For children with septic shock, antimicrobial therapy should be administered as soon as possible, ideally within 1 hour of recognition.33,34  Several studies have demonstrated improved outcomes for children with sepsis/septic shock when rapid antibiotics (often within 1 hour of recognition) are included as part of a bundle of care, but the independent impact of antibiotic timing is less clear. One observational study of 130 children from a single PICU, most of whom presented with shock, reported a progressive rise in mortality with each hour delay in antibiotic administration from sepsis recognition, but this association only became significant after a delay of >3 hours (odds ratio, 3.92; 95% CI, 0.1.27–12.06).54  Nonetheless, based on data pointing toward a likely benefit of early antibiotic therapy for septic shock, the current standard of care should include empiric antimicrobial therapy as soon as possible, with 1 hour being a reasonable goal. However, to avoid hazards of unnecessary antibiotic exposure and because mortality risk does not appear to increase significantly within the first 3 hours, it is reasonable to first conduct an expedited diagnostic examination to confirm sepsis and need for antibiotics for those children who do not present with shock. Once sepsis-induced organ dysfunction is confirmed, rapid microbiological testing supports a bacterial infection, or the patient’s condition evolves to include shock, antibiotics should be promptly administered.

Fluid bolus therapy seeks to restore intravascular vol hypovolemia in septic shock resulting from reduced intake, postcapillary venule leak and low plasma oncotic pressure (“third-spacing”), and increased fluid losses (such as from fever or diarrheal illness). Through the Frank-Starling principle, a fluid bolus can increase venous return, augment ventricular filling, and induce stretch of cardiac myocytes that often translates to increased contractility, higher stroke volume, and improved microcirculatory blood flow and tissue perfusion. In a fluid-responsive patient without severe sepsis-induced myocardial dysfunction, a fluid bolus of 20 mL/kg will increase stroke volume by ∽10% to 20%.55  Unfortunately, this hemodynamic response is often transient. For example, in a recent study of 41 children presenting with septic shock to an emergency department in Australia, the median improvement in cardiac index immediately after a fluid bolus was 18%, but only 4 children sustained this benefit for at least 60 minutes.55  Such transient hemodynamic response often leads to repeated administration of fluid boluses. Although this practice may be necessary to reverse the hypovolemic component of septic shock, it also risks exacerbating tissue ischemia though progressive interstitial edema and fluid overload.56 

Fluid bolus therapy in 10- to 20-mL/kg aliquots is recommended for children with septic shock treated in health care systems with availability of intensive care (either locally or via transport) over the first hour of resuscitation and titrated to clinical markers of cardiac output.33,34  Fluid boluses should be administered over 5 to 20 minutes because faster administration times have been associated with adverse respiratory sequelae and slower administration less often improves stroke volume.57,58  Clinical markers of cardiac output may include heart rate, blood pressure, capillary refill time, level of consciousness, extremity temperature, urine output, blood lactate, and central venous oxygen saturation. Because overzealous fluid administration is associated with harm, fluid bolus therapy should be carefully titrated and discontinued if signs of fluid overload develop or no further hemodynamic improvement is observed.

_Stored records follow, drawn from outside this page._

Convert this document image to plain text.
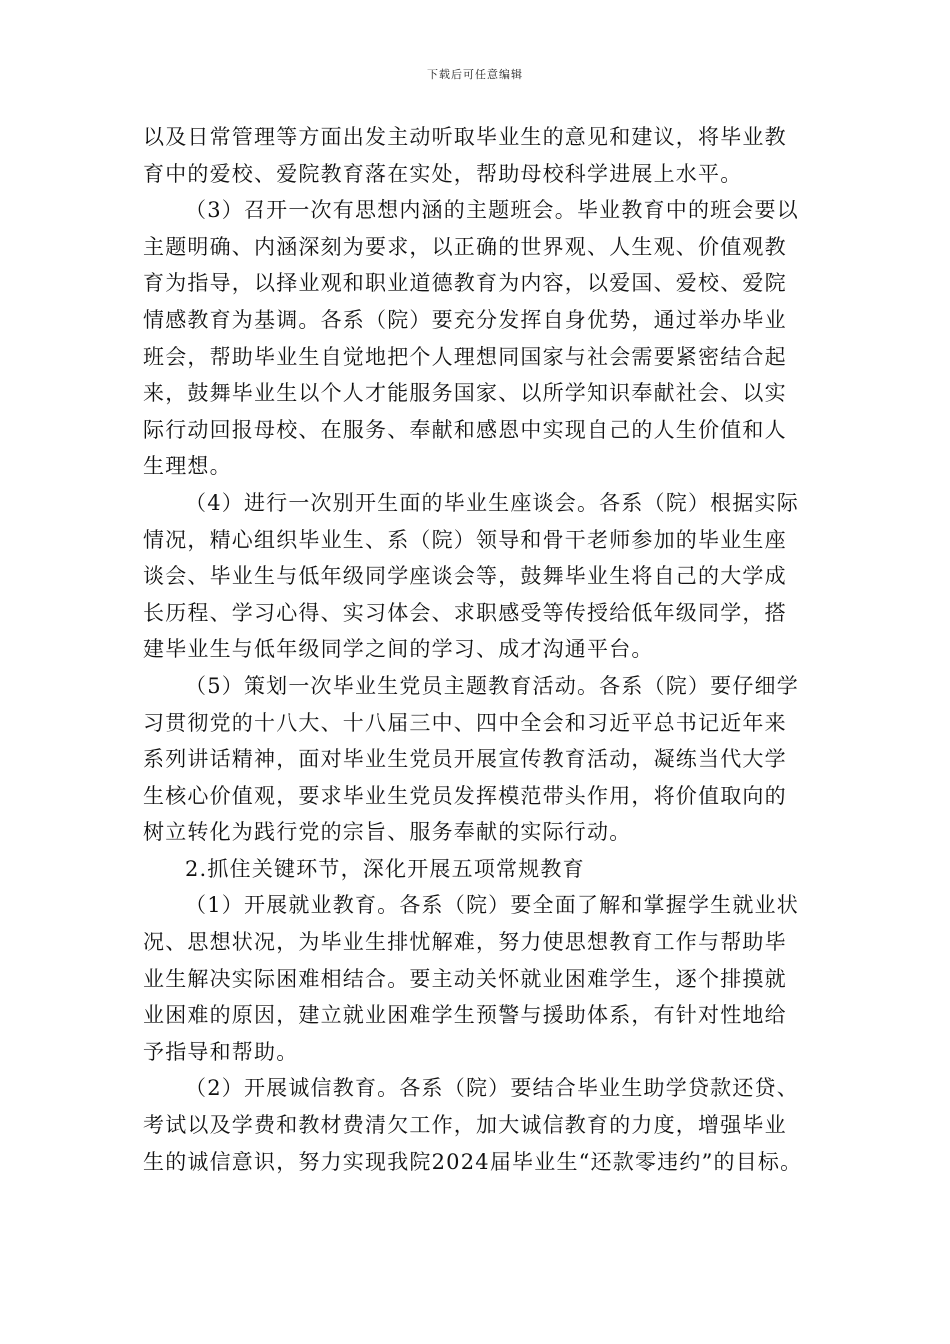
下载后可任意编辑
以及日常管理等方面出发主动听取毕业生的意见和建议，将毕业教
育中的爱校、爱院教育落在实处，帮助母校科学进展上水平。
（3）召开一次有思想内涵的主题班会。毕业教育中的班会要以
主题明确、内涵深刻为要求，以正确的世界观、人生观、价值观教
育为指导，以择业观和职业道德教育为内容，以爱国、爱校、爱院
情感教育为基调。各系（院）要充分发挥自身优势，通过举办毕业
班会，帮助毕业生自觉地把个人理想同国家与社会需要紧密结合起
来，鼓舞毕业生以个人才能服务国家、以所学知识奉献社会、以实
际行动回报母校、在服务、奉献和感恩中实现自己的人生价值和人
生理想。
（4）进行一次别开生面的毕业生座谈会。各系（院）根据实际
情况，精心组织毕业生、系（院）领导和骨干老师参加的毕业生座
谈会、毕业生与低年级同学座谈会等，鼓舞毕业生将自己的大学成
长历程、学习心得、实习体会、求职感受等传授给低年级同学，搭
建毕业生与低年级同学之间的学习、成才沟通平台。
（5）策划一次毕业生党员主题教育活动。各系（院）要仔细学
习贯彻党的十八大、十八届三中、四中全会和习近平总书记近年来
系列讲话精神，面对毕业生党员开展宣传教育活动，凝练当代大学
生核心价值观，要求毕业生党员发挥模范带头作用，将价值取向的
树立转化为践行党的宗旨、服务奉献的实际行动。
2.抓住关键环节，深化开展五项常规教育
（1）开展就业教育。各系（院）要全面了解和掌握学生就业状
况、思想状况，为毕业生排忧解难，努力使思想教育工作与帮助毕
业生解决实际困难相结合。要主动关怀就业困难学生，逐个排摸就
业困难的原因，建立就业困难学生预警与援助体系，有针对性地给
予指导和帮助。
（2）开展诚信教育。各系（院）要结合毕业生助学贷款还贷、
考试以及学费和教材费清欠工作，加大诚信教育的力度，增强毕业
生的诚信意识，努力实现我院2024届毕业生“还款零违约”的目标。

In contrast, for health care systems in geographic regions where intensive care is not accessible either locally or via transport, fluid bolus therapy should be avoided unless the child exhibits hypotension.33,34  A lack of accessible intensive care means the inability to deliver interventions such as mechanical ventilation, advanced hemodynamic monitoring, or sustained vasoactive and/or mechanical circulatory support regardless of whether these interventions occur within a formal ICU/critical care unit. These diverging recommendations reflect disparate evidence from studies across different geographic regions. Numerous observational studies, mostly from North America and Europe, report improved outcomes for children who received ≥40 mL/kg in the first hour of resuscitation.59,60  Conversely, the Fluid Expansion as Supportive Therapy study of 3141 children with severe febrile illness treated in low-resource settings in Africa demonstrated lower mortality (risk ratio, 0.72; 95% CI, 0.57–0.90) after 48 hours in the group randomized to conservative (ie, no bolus fluid, maintenance fluid only) rather than liberal fluid therapy (ie, a 20-mL/kg fluid bolus followed by maintenance fluid).61 

It is not known if early administration of vasoactive medications in place of ongoing fluid bolus therapy is beneficial. In a recent open-label trial of 63 pediatric patients treated for septic shock in Paraguay, mortality, need for mechanical ventilation, and persistent shock at 1 hour were decreased with initiation of epinephrine after a 40-mL/kg fluid bolus rather than additional fluid boluses.62  However, illness severity was higher in the group treated with more liberal fluid boluses. Moreover, 2 recent randomized clinical trials in adult septic shock failed to demonstrate that intravenous fluid restriction improved outcomes compared with standard intravenous fluid therapy.63,64  The Squeeze study (www.clinicaltrials.gov/NCT03080038) is testing whether septic shock reversal is faster with randomization to an early goal-directed, fluid-sparing resuscitation strategy versus usual care in children.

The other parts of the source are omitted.